The Court rules on requests for constitutional interpretation submitted by the president of the republic, the government, the presidents of the National Assembly or Senate, one-tenth of the members of either chamber, provincial governors, and presidents of provincial assemblies.

=== Exceptions of unconstitutionality, electoral disputes, and conflicts of competence ===
The Constitutional Court hears exceptions of unconstitutionality raised before or by any court. Any person may challenge the constitutionality of a legislative or regulatory act. When such an exception is raised during proceedings, the matter is referred to the Constitutional Court. A declaration of unconstitutionality prevents the application of the contested act in the specific case, without repealing the act itself. This differs from constitutional review, which results in annulment.

The Court adjudicates disputes related to presidential and legislative elections, as well as referendums.

The Constitutional Court resolves conflicts of authority between the executive and legislative branches, and between the central government and provincial entities.

=== Appeals and offenses ===
The Court hears appeals against decisions of the Court of Cassation and the Council of State only when those courts rule on the allocation of jurisdiction between the judicial and administrative orders, provided that an objection to jurisdiction was raised beforehand.

The Constitutional Court acts as the criminal court for the president of the republic and the prime minister, including accomplices, for political offenses such as high treason, contempt of parliament, attacks on honor or integrity, insider trading, and other crimes committed in connection with their official duties. High treason includes deliberate violations of the constitution, serious human rights abuses, or the transfer of national territory. Attacks on honor or integrity involve conduct contrary to public morality or acts of corruption, embezzlement, or illicit enrichment. Insider trading refers to transactions based on privileged, non-public information. Contempt of parliament arises when the prime minister fails to respond to a parliamentary question within 30 days.

A conviction results in removal from office. For offenses unrelated to official duties, proceedings are suspended until the end of the term of office, and limitation periods are also suspended.

=== Comparison with the former Supreme Court of Justice ===
The Constitutional Court inherits from the former Supreme Court powers over constitutional review, interpretation, unconstitutionality exceptions, and electoral disputes.
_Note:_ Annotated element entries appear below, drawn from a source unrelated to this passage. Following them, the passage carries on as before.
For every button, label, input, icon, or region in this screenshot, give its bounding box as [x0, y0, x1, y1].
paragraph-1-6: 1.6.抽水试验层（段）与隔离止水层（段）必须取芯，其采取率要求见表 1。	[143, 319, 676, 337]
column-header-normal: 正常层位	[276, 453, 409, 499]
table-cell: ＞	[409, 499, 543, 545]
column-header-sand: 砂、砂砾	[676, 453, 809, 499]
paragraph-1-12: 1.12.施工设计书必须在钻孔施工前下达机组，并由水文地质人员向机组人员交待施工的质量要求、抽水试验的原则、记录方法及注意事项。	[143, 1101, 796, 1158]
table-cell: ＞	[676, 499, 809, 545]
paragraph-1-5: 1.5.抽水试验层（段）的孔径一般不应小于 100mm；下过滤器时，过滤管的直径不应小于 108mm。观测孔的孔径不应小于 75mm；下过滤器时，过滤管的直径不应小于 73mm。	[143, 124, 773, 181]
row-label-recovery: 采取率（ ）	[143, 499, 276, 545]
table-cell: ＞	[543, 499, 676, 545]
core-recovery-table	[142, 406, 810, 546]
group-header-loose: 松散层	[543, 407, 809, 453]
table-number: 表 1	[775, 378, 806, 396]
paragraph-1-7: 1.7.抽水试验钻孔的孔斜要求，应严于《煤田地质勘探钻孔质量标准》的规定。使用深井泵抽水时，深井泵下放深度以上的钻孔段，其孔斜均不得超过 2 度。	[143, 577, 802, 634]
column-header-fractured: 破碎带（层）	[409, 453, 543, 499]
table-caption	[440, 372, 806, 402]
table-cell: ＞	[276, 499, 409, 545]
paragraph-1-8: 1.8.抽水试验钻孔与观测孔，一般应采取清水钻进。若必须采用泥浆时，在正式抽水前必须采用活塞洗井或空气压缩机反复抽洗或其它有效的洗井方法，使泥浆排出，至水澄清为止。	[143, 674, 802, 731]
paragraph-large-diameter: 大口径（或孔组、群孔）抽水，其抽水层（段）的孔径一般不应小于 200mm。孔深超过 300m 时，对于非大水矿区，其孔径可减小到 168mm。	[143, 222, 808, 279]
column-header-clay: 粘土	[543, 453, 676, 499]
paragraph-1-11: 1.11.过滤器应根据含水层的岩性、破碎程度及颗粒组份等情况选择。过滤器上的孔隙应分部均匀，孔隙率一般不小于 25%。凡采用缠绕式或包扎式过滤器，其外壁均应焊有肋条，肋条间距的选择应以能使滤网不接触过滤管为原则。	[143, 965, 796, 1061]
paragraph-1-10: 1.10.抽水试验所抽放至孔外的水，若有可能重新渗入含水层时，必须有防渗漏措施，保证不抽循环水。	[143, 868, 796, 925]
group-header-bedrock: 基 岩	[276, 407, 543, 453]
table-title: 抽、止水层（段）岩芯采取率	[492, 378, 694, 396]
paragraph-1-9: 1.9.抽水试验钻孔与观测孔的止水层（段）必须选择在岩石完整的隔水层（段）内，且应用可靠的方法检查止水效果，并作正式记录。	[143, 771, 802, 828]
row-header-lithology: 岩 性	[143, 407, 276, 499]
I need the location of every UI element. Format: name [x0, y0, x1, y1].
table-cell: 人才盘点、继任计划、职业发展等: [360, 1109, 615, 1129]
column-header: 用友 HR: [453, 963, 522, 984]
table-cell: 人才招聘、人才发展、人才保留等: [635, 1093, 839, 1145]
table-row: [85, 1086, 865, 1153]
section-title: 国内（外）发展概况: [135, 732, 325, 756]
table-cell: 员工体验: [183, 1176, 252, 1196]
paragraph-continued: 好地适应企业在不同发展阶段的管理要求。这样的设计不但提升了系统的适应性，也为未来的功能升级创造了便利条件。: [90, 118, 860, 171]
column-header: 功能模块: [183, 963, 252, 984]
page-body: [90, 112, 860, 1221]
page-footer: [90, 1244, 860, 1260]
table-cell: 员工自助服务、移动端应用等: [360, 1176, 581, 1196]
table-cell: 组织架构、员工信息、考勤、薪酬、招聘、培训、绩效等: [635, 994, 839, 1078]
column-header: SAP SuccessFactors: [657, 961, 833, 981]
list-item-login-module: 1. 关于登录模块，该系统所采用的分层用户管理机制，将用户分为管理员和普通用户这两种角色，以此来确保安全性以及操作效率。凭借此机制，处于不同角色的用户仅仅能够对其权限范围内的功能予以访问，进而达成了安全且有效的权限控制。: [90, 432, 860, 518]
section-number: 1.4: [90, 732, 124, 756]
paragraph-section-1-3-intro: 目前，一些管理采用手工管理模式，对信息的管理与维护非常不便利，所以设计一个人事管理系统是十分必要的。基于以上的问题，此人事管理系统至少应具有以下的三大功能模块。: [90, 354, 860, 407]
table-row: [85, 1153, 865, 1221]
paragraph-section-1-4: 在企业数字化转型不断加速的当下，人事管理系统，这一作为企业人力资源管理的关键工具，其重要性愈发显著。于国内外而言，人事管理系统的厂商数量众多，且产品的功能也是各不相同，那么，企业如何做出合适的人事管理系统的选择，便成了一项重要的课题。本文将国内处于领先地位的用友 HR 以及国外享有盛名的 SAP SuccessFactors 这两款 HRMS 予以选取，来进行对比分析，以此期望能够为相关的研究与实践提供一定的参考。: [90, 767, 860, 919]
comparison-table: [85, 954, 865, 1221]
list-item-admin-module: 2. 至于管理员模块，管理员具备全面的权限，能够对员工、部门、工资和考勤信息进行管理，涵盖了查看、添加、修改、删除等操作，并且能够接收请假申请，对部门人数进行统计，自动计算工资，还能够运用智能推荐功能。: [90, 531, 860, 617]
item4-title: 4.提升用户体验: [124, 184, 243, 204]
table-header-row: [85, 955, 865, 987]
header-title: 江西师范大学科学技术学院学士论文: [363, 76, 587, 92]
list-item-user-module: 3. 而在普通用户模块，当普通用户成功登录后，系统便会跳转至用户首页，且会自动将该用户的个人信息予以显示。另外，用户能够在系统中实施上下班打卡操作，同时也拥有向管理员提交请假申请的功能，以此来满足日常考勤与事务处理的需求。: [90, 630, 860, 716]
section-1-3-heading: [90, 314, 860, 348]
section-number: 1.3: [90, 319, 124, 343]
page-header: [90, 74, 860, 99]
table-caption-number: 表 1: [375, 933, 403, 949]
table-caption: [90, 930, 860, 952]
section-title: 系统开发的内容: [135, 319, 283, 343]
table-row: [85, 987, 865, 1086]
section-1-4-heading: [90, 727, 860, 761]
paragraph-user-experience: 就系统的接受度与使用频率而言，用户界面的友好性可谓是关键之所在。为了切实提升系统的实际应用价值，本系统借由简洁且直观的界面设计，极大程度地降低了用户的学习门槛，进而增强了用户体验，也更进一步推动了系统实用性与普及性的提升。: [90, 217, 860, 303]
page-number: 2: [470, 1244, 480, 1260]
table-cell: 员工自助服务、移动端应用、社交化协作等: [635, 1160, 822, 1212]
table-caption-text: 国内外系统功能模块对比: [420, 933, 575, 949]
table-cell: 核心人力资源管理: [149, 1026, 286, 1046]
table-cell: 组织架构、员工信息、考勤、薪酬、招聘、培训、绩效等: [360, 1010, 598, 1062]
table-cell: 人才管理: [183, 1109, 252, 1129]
However, it also exercises additional authority such as:

- criminal judge of the president and prime minister;
- arbiter of conflicts between branches of government and between the state and provinces;
- judge of jurisdictional disputes between judicial and administrative orders.

Given its exceptional authority, the Constitutional Court requires strict eligibility standards. Appointing authorities, especially the president of the republic, must act with prudence to prevent politicization and ensure the Court's independence and impartiality.